In our report, we concluded that a fundamental gap existed between the OIF war plan assumptions and the experiences of U.S. and coalition forces in Iraq, contributing to insufficient troops being on the ground to prevent widespread looting of conventional munitions storage sites and resulting in looted munitions being a continuing asymmetric threat to U.S. and coalition forces. The human, strategic, and financial costs of this failure to provide sufficient troops have been high, with IEDs made with looted munitions causing about half of all U.S. combat fatalities and casualties in Iraq and killing hundreds of Iraqis and contributing to increasing instability, challenging U.S. strategic goals in Iraq. Further, DOD does not appear to have conducted a theaterwide survey and assessed the risk associated with unsecured conventional munitions storage sites to U.S. (P. 12 of .pdf)

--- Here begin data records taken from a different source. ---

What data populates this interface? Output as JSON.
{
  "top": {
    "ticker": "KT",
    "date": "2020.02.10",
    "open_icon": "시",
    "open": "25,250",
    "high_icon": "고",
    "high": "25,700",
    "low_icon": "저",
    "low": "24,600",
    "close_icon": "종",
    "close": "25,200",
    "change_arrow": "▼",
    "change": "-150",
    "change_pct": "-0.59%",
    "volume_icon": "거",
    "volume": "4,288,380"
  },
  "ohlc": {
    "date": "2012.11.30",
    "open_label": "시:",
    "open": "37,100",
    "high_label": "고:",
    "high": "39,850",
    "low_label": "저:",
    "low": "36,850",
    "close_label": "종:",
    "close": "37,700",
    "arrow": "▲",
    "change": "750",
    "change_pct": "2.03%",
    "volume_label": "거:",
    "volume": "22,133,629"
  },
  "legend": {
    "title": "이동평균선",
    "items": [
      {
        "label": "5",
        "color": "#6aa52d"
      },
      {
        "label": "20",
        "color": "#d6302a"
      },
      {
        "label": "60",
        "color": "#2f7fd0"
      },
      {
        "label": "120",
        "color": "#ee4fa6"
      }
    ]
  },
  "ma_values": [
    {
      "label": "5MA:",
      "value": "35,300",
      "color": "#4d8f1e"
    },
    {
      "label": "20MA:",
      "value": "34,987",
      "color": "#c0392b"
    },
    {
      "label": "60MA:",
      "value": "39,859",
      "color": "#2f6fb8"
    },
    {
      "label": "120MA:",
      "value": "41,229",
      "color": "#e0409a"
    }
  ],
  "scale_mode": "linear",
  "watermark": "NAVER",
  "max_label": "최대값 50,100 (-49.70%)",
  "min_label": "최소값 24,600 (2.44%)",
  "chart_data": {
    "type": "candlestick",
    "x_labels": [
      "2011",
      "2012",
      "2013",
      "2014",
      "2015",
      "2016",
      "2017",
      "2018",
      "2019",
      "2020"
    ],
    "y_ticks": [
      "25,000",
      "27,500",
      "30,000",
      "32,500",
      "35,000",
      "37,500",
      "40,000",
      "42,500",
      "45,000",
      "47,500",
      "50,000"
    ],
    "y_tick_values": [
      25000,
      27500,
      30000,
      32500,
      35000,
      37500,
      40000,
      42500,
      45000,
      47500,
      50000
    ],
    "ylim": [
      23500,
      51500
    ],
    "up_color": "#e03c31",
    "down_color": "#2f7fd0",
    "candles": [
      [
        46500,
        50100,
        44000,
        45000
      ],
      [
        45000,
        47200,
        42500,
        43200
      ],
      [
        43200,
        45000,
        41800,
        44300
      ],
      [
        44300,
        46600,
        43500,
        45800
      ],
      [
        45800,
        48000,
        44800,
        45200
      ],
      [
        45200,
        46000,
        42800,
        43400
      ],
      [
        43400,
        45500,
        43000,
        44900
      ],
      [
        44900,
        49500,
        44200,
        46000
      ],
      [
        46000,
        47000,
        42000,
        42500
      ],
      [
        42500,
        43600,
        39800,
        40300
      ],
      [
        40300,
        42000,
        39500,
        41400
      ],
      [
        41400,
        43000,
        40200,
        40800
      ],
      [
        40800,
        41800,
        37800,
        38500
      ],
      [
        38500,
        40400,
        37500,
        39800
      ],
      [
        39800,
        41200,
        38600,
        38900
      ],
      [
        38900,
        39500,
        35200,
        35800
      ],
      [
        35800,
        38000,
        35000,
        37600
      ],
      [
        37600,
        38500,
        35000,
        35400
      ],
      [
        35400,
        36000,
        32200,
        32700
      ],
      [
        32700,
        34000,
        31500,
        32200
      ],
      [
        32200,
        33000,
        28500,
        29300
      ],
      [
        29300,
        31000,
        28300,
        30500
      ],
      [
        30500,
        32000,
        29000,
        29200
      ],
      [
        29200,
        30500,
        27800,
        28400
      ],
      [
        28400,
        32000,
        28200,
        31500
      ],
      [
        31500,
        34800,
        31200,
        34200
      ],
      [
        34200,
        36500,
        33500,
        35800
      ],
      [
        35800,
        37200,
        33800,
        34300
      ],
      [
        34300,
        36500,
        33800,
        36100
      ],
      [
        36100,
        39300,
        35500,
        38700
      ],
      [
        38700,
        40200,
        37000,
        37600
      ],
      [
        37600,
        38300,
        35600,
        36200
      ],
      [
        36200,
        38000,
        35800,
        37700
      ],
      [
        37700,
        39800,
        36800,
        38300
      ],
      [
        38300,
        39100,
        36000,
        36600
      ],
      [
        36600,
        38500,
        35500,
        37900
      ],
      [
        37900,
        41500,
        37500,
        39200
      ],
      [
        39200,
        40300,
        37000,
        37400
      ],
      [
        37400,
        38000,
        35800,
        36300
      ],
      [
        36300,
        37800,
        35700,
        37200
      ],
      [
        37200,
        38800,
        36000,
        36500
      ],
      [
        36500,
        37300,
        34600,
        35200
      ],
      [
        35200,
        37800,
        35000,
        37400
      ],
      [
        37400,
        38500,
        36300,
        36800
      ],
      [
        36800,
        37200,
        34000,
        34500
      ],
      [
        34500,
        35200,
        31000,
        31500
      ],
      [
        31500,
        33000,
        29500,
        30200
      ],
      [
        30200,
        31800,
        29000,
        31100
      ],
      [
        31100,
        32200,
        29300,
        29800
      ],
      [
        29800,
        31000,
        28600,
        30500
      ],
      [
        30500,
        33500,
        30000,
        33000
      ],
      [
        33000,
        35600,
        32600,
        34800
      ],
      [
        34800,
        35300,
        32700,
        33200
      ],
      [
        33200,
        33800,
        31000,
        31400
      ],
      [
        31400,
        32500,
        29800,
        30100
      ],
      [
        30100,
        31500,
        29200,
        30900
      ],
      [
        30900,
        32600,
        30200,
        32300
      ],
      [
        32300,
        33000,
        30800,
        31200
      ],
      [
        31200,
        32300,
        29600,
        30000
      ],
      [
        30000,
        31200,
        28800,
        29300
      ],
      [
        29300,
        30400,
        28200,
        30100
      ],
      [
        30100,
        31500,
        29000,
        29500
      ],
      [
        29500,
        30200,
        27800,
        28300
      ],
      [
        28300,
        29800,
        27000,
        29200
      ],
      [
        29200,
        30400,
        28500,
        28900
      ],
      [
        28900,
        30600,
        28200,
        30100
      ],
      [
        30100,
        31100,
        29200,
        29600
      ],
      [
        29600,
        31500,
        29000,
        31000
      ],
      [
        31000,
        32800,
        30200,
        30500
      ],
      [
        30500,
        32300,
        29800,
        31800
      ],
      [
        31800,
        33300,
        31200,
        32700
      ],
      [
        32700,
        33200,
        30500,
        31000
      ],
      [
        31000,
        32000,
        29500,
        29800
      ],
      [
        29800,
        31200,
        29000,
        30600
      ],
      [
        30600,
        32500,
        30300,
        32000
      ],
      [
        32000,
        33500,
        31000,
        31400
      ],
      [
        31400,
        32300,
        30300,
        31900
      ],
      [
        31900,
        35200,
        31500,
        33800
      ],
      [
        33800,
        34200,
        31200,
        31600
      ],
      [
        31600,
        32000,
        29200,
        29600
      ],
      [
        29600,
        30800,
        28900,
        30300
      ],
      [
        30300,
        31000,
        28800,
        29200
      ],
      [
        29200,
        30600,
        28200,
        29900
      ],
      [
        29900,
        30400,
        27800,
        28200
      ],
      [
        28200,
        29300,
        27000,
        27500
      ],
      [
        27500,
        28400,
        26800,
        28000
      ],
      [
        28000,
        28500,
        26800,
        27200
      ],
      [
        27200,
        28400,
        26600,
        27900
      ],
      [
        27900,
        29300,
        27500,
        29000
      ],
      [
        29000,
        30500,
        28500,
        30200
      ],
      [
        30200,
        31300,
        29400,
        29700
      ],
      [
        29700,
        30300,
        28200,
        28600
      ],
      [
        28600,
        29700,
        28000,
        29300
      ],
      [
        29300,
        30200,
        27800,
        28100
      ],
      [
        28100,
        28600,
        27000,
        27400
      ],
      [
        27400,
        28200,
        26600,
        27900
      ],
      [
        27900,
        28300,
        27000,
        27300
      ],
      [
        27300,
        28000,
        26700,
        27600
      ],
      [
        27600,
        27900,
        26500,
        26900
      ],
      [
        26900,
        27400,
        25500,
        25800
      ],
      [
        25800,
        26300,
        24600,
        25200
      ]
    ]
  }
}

Read the entire report. Put simply: Absolutely every thing has been done absolutely wrong. Everything. From the very first faulty and outlandishly foolish assumptions of a cakewalk and a capitulated Iraqi military providing security and post-war Iraq would not be a U.S. concern and resistance would be minimal (the whole “greeted as liberators” thing). All the way to fecklessly failing to secure munitions that have subsequently killed 1600 Americans and severely injured 10-15,000 more.

Am I supposed to just shrug and say "so what?" here? Because I can't do that.

Congress is right to take control away. They can not point to a single thing they have done right, there is no reason to trust them now, and it’s time to start taking reasoned and reasonable steps to end the war and bring our troops home.